Whether it's the "classic" series (the one with Captain Kirk), Next Generation, Deep Space Nine, Voyager, Enterprise or the big-screen spin-offs, Star Trek still holds an unlikely grip on TV and cinema viewers worldwide. Although set in centuries to come, it deals with contemporary issues. When it first aired in 1966, its mini-morality plays were being beamed out to a cold war/nuclear threat world. The programme's originator, Gene Rodenberry was a classic 1960s liberal and the stardeck of the Enterprise was always balanced along gender and race lines - not at all a reflection of life in 1960s US. Rodenberry directed the first inter-racial kiss on television - between Kirk and Lieutenant Uhura.

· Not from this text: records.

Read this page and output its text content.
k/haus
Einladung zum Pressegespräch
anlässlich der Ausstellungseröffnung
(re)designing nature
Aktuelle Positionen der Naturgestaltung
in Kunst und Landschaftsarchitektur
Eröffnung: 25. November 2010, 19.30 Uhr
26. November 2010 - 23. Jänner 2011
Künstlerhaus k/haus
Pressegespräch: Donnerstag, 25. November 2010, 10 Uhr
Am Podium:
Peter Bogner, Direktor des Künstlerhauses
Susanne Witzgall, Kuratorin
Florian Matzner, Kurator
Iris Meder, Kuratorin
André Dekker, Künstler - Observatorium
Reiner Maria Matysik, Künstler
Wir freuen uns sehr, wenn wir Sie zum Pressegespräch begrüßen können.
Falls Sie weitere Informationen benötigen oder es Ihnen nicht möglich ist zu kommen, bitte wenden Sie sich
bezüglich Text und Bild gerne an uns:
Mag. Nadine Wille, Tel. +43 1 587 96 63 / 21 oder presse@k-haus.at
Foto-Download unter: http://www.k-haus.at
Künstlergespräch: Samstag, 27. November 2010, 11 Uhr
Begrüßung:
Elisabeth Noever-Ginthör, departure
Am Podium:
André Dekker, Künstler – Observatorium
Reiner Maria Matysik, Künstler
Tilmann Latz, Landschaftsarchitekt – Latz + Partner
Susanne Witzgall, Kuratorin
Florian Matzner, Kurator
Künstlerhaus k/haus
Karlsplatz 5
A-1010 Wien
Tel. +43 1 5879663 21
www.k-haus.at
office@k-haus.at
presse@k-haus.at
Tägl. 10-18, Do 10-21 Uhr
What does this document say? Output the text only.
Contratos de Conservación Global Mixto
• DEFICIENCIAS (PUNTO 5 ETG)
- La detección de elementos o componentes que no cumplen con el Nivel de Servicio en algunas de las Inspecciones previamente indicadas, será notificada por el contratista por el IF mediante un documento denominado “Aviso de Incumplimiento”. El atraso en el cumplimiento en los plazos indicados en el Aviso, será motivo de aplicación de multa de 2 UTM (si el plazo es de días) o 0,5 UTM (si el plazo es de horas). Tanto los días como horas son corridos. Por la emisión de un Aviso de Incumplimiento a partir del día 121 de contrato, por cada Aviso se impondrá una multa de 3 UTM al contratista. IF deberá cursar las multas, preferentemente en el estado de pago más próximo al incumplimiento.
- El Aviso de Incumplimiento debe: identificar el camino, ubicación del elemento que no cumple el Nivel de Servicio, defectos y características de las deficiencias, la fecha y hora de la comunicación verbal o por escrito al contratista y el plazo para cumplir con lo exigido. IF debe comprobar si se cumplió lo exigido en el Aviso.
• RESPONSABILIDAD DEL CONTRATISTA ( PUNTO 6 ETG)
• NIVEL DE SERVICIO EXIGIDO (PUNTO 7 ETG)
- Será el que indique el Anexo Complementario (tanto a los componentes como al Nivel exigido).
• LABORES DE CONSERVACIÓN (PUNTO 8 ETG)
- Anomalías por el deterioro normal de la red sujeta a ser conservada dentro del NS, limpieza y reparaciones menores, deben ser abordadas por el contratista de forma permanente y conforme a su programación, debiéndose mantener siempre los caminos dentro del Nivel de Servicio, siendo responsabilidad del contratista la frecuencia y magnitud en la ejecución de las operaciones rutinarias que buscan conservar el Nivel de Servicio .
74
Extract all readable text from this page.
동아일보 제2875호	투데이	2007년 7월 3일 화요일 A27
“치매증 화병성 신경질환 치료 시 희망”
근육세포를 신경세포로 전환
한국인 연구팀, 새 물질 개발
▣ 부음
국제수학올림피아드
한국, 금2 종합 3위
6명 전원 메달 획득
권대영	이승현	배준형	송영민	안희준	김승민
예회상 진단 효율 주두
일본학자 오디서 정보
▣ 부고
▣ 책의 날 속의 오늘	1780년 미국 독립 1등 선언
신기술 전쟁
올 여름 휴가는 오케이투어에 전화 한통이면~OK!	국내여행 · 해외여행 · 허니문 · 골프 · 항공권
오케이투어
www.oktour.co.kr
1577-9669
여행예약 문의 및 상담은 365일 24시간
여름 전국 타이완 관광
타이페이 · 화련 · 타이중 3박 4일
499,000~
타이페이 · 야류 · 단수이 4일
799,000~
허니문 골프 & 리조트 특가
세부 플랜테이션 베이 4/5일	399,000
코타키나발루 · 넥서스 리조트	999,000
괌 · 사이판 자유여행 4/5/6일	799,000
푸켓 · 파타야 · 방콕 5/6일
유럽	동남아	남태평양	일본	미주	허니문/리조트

Shuttleworth has been to the conventions, to talk about the show, and has a rather bemused attitude to convention-goers who turn up in nylon tops and pointy ears. Is there anything about the show you don't know? "I tend to know a lot about everything," he says, "and occasionally I'll come up against people who have a specialised area of interest - like the Klingons - and they will know everything there is to know about that specific area."

Speaking of which, is it true you're fluent in Klingon? "I can speak it, yes, whether or not I'm fluent in it I don't know. You can now do a degree in Klingon in a US university and there's also all these teach-yourself Klingon books. I learn it by using audio tapes, I'd have them on in the car."

After much prodding, he speaks a bit of Klingon - which sounds like the Czech language spoken backwards at the bottom of a big well. That's very strange.

"Not really, it's all been formalised now, there's a vocabulary and a grammar to it. The original actors just made it up as they went along, but now it's a formalised language." Do you speak Klingon with other people? "Yes. You know that Hamlet has been translated into Klingon?"

The first series of Next Generation is on DVD and the first series of Enterprise is now available on VHS.